The world’s biggest economies, meeting in Italy as the G14, agreed on Thursday to reject protectionism and to work to reach a global trade deal in 2010, as per their final statement.
“We confirm our commitment to maintain and promote open markets and reject all protectionist measures in trade in investment,” the statement said.
The Group of Eight industrial economies and Group of Five emerging economies issued separate statements on the second day of the L’Aquila summit, indicating only narrow points of agreement on the two key nonfinancial issues of climate change and trade.

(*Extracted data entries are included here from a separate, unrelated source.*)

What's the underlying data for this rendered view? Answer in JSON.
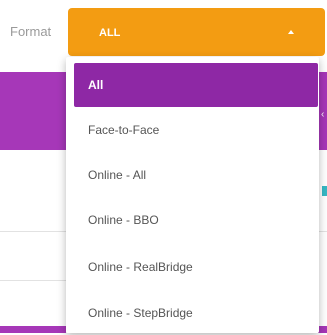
{
  "filter": {
    "label": "Format",
    "selected_value": "ALL",
    "options": [
      "All",
      "Face-to-Face",
      "Online - All",
      "Online - BBO",
      "Online - RealBridge",
      "Online - StepBridge"
    ],
    "highlighted_option": "All"
  },
  "colors": {
    "select_bg": "#f39c12",
    "highlight_bg": "#8e28a5",
    "page_accent": "#a637b8",
    "teal_accent": "#36b7c4"
  },
  "icons": {
    "select_caret": "caret-up-icon"
  }
}
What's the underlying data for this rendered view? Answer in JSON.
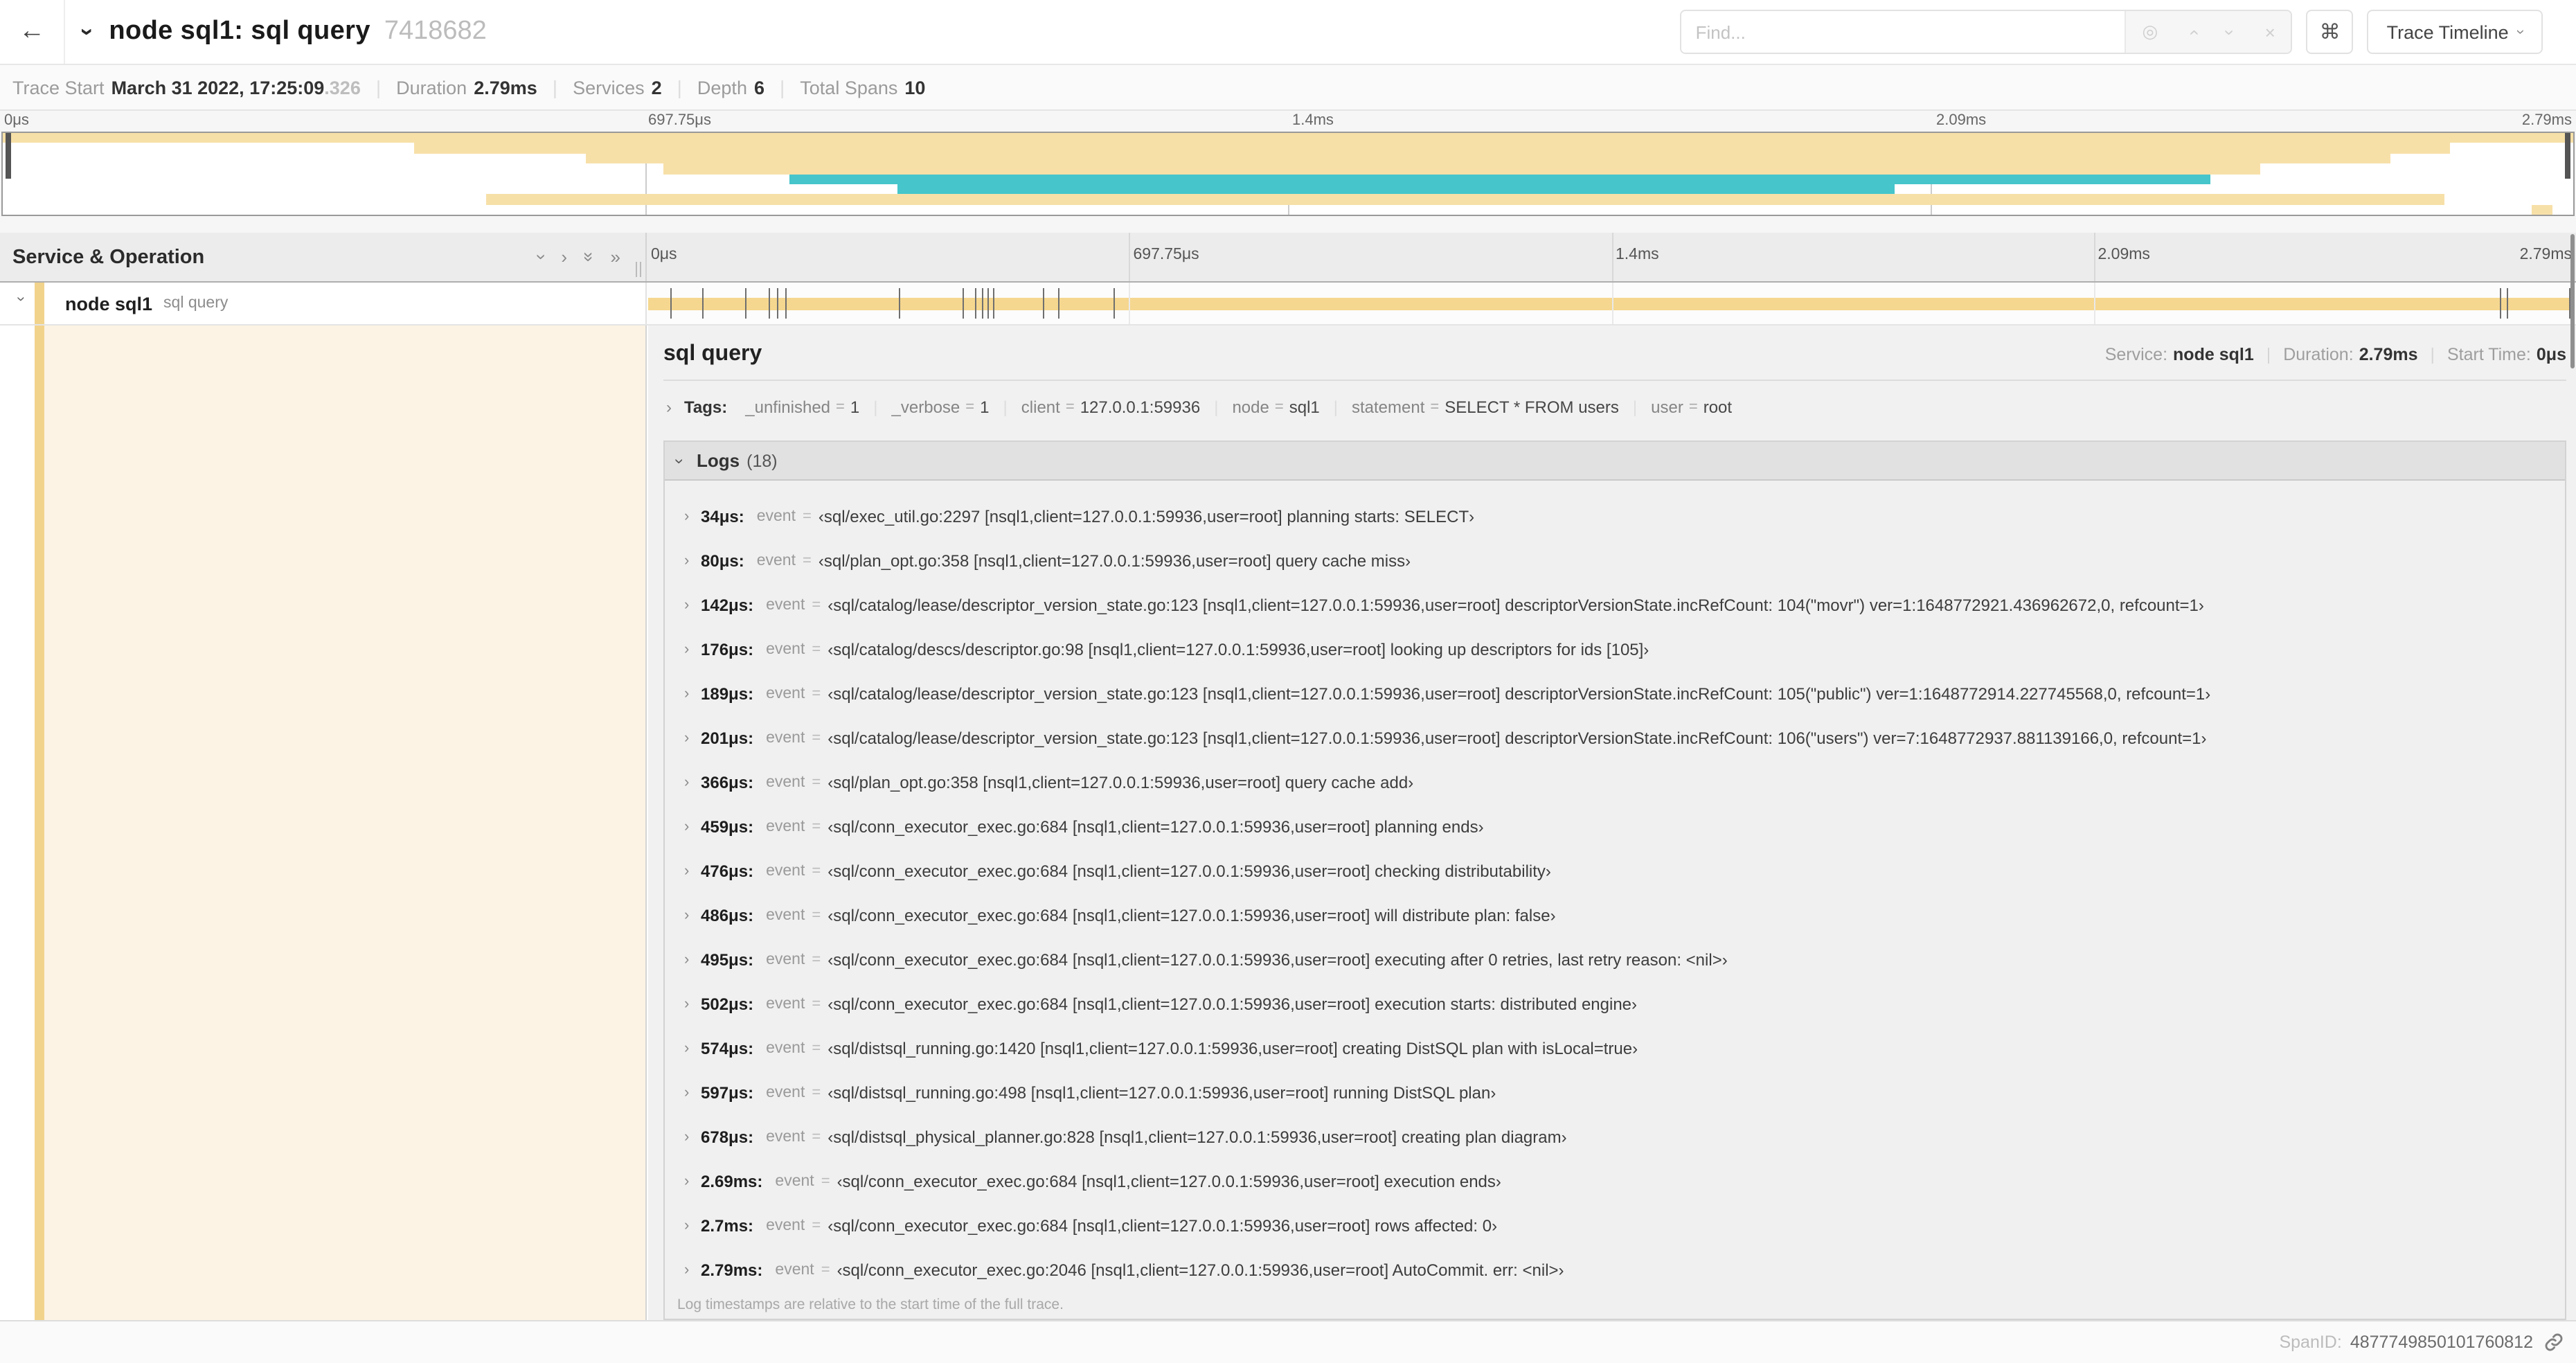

Climate: On climate change, the two sides agreed to not let world temperature rise over two degrees Celsius – the tipping point for climate instability according to the United Nations. But there was no roadmap to get to that target.
The G-8 nations committed themselves to an 80 per cent reduction in greenhouse gases. The G-5 refused similar commitments until rich nations established interim emission targets and were generous about climate-related financial and technological assistance to developing nations.
Prime Minister Manmohan Singh said climate change could not be addressed by perpetuating developing countries’ poverty. India will host a climate change technology conference in October.
Trade: On the Doha trade round, there was only agreement on restarting negotiations next year. Indian Foreign Secretary Shiv Shankar Menon said there was an “expectation” talks would be concluded next year but denied reports India and China would announce a deadline to that effect. “Nobody seems ready to put a deadline,” he said. India wanted Doha to be treated as a package: “We cannot reopen the issues selectively.”
Other: The combined G8-G5 communiqué, a first for such summits, was being negotiated at the time of going to press.
The G5 statement called for making the international financial system more representative, warned against trade protectionism and barriers to cross-border financial flows, and stressed food security.
Singh said developing countries were the worst hit by the slowdown. The G5 felt food security had to be “at the core of the international agenda.”